If this is the one version of the Antartica which should occupy a place in your library, it is equalled by a simply outstandingly revelatory account of Vaughan Williams’s Two-Piano Concerto – another of his masterpieces which has suffered from too many misunderstandings over the years.
Indeed, I can well believe this account will go a very long way to establish this work as one of the composer’s greatest achievements for the concert hall: this is an internationally significant work which, like the Antartica, has tended to suffer from a rather too-homespun reputation. The work began life as a Concerto for piano – in which form it still exists – but the pianist for whom it was written, Harriet Cohen, had small hands, so that Vaughan Williams’s demanding writing meant that she could not do the work full justice, especially in the fugal Finale. In addition, the nature of the Concerto – a precursor, in many ways, of the Fourth Symphony, parts of the ballet Job and the cantata Dona nobis pacem – did not (indeed, still does not) lend itself to immediate popular acceptance.

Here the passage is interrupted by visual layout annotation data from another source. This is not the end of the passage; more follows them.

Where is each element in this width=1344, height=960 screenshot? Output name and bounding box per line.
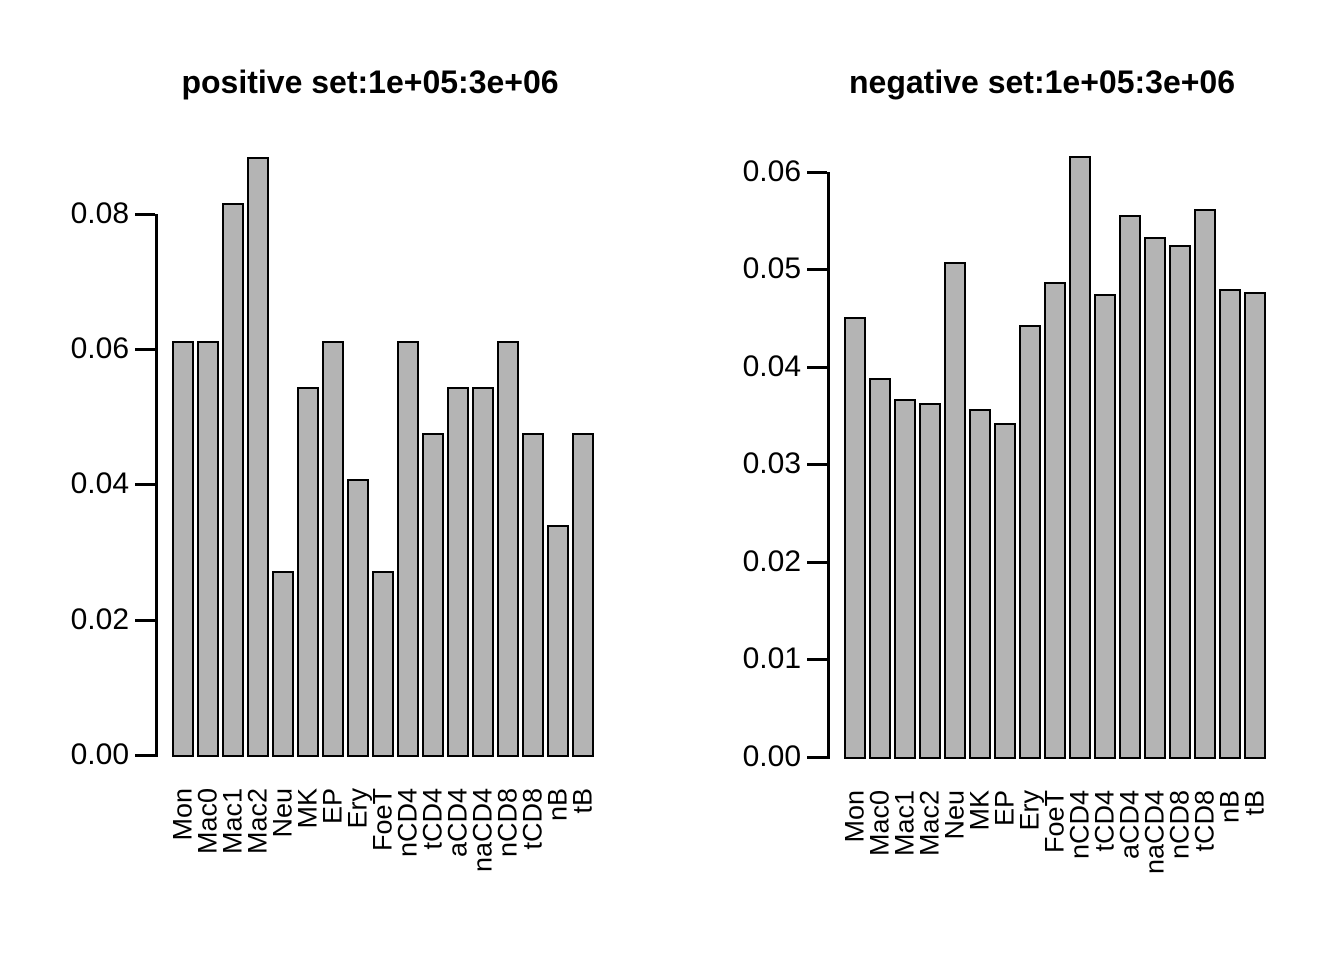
y-tick-label: 0.04 xyxy=(742,350,801,383)
y-tick-label: 0.00 xyxy=(742,740,801,773)
y-axis-line xyxy=(827,172,830,759)
bar-nCD8 xyxy=(497,341,519,757)
y-tick xyxy=(135,754,155,757)
y-tick xyxy=(807,658,827,661)
bar-Mon xyxy=(844,317,866,759)
bar-tCD4 xyxy=(1094,294,1116,759)
bar-FoeT xyxy=(372,571,394,757)
y-tick xyxy=(135,348,155,351)
y-tick-label: 0.00 xyxy=(70,738,129,771)
y-tick-label: 0.05 xyxy=(742,252,801,285)
bar-MK xyxy=(969,409,991,759)
bar-Ery xyxy=(347,479,369,757)
bar-Mac1 xyxy=(894,399,916,759)
bar-EP xyxy=(322,341,344,757)
bar-tCD8 xyxy=(1194,209,1216,759)
bar-Mon xyxy=(172,341,194,757)
bar-tCD4 xyxy=(422,433,444,757)
bar-aCD4 xyxy=(447,387,469,757)
x-tick-label-tB: tB xyxy=(1239,790,1270,816)
bar-nCD4 xyxy=(397,341,419,757)
y-tick xyxy=(807,268,827,271)
bar-aCD4 xyxy=(1119,215,1141,759)
bar-naCD4 xyxy=(472,387,494,757)
y-tick xyxy=(135,213,155,216)
y-tick xyxy=(135,619,155,622)
y-tick-label: 0.06 xyxy=(742,155,801,188)
y-tick xyxy=(807,171,827,174)
bar-MK xyxy=(297,387,319,757)
y-tick-label: 0.03 xyxy=(742,447,801,480)
bar-Ery xyxy=(1019,325,1041,759)
bar-nB xyxy=(547,525,569,757)
bar-naCD4 xyxy=(1144,237,1166,759)
bar-Neu xyxy=(272,571,294,757)
chart-title-positive: positive set:1e+05:3e+06 xyxy=(181,64,559,100)
y-tick xyxy=(807,366,827,369)
bar-nCD8 xyxy=(1169,245,1191,759)
bar-nB xyxy=(1219,289,1241,759)
y-tick-label: 0.04 xyxy=(70,467,129,500)
bar-FoeT xyxy=(1044,282,1066,759)
y-tick xyxy=(807,561,827,564)
y-tick-label: 0.08 xyxy=(70,197,129,230)
bar-Mac0 xyxy=(197,341,219,757)
bar-Neu xyxy=(944,262,966,759)
y-tick xyxy=(807,463,827,466)
y-tick-label: 0.02 xyxy=(70,603,129,636)
y-tick xyxy=(807,756,827,759)
bar-EP xyxy=(994,423,1016,759)
bar-Mac0 xyxy=(869,378,891,759)
bar-Mac1 xyxy=(222,203,244,757)
bar-tCD8 xyxy=(522,433,544,757)
chart-title-negative: negative set:1e+05:3e+06 xyxy=(848,64,1236,100)
y-axis-line xyxy=(155,214,158,757)
bar-nCD4 xyxy=(1069,156,1091,759)
y-tick-label: 0.01 xyxy=(742,642,801,675)
bar-Mac2 xyxy=(919,403,941,759)
bar-Mac2 xyxy=(247,157,269,757)
y-tick-label: 0.02 xyxy=(742,545,801,578)
bar-tB xyxy=(572,433,594,757)
y-tick-label: 0.06 xyxy=(70,332,129,365)
y-tick xyxy=(135,483,155,486)
bar-tB xyxy=(1244,292,1266,759)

A dozen years or so after it first appeared, Vaughan Williams decided to recast the work for two pianos and orchestra, in which task he was assisted by Joseph Cooper. The implication that the composer needed ‘help’ to rewrite the work in this form led to this version being considered in some quarters as not being quite 100-percent – and as the intended recipients, Cyril Smith and Phyllis Sellick, were not wholly enamoured of the music led to the Concerto becoming neglected once more.
Until now. This performance is simply magnificent. I found it utterly compelling and so true to the inherently fiery and concentrated rigour of the music that it was like hearing a masterpiece for the first time – as, indeed, in my case it was. I have no doubt that this Concerto, in the Two-Piano version, is one of the composer’s great works – an astonishing conception, the more so in the concluding part of the Finale, wherein the nature of the music changes so completely that it feels one is listening to another work entirely, only after which does it feel that this mood of acceptance has been behind the music all along, hidden by the intensity of the musical foreground.
It is a breathtaking achievement as a work of art, and I can only urge those unfamiliar with the piece to seek it out forthwith – but only in this landmark recording in the Vaughan Williams discography. The committed nature of the playing of Louis Lortie and Hélène Mercier, and of the Bergen Philharmonic under Andrew Davis, is beyond criticism.
In mentioning rewritten works, and noting that this recording was subsidised in part by the Grieg Foundation of Norway, might I make a plea for a recording of the orchestral song-cycle Grieg put together in 1894, preferably sung by Mari Eriksmoen. A coupling of Mahler’s Songs of a Wayfarer with Richard Strauss’s Four Songs with orchestra, Opus 33 (1896), would be more than worthwhile.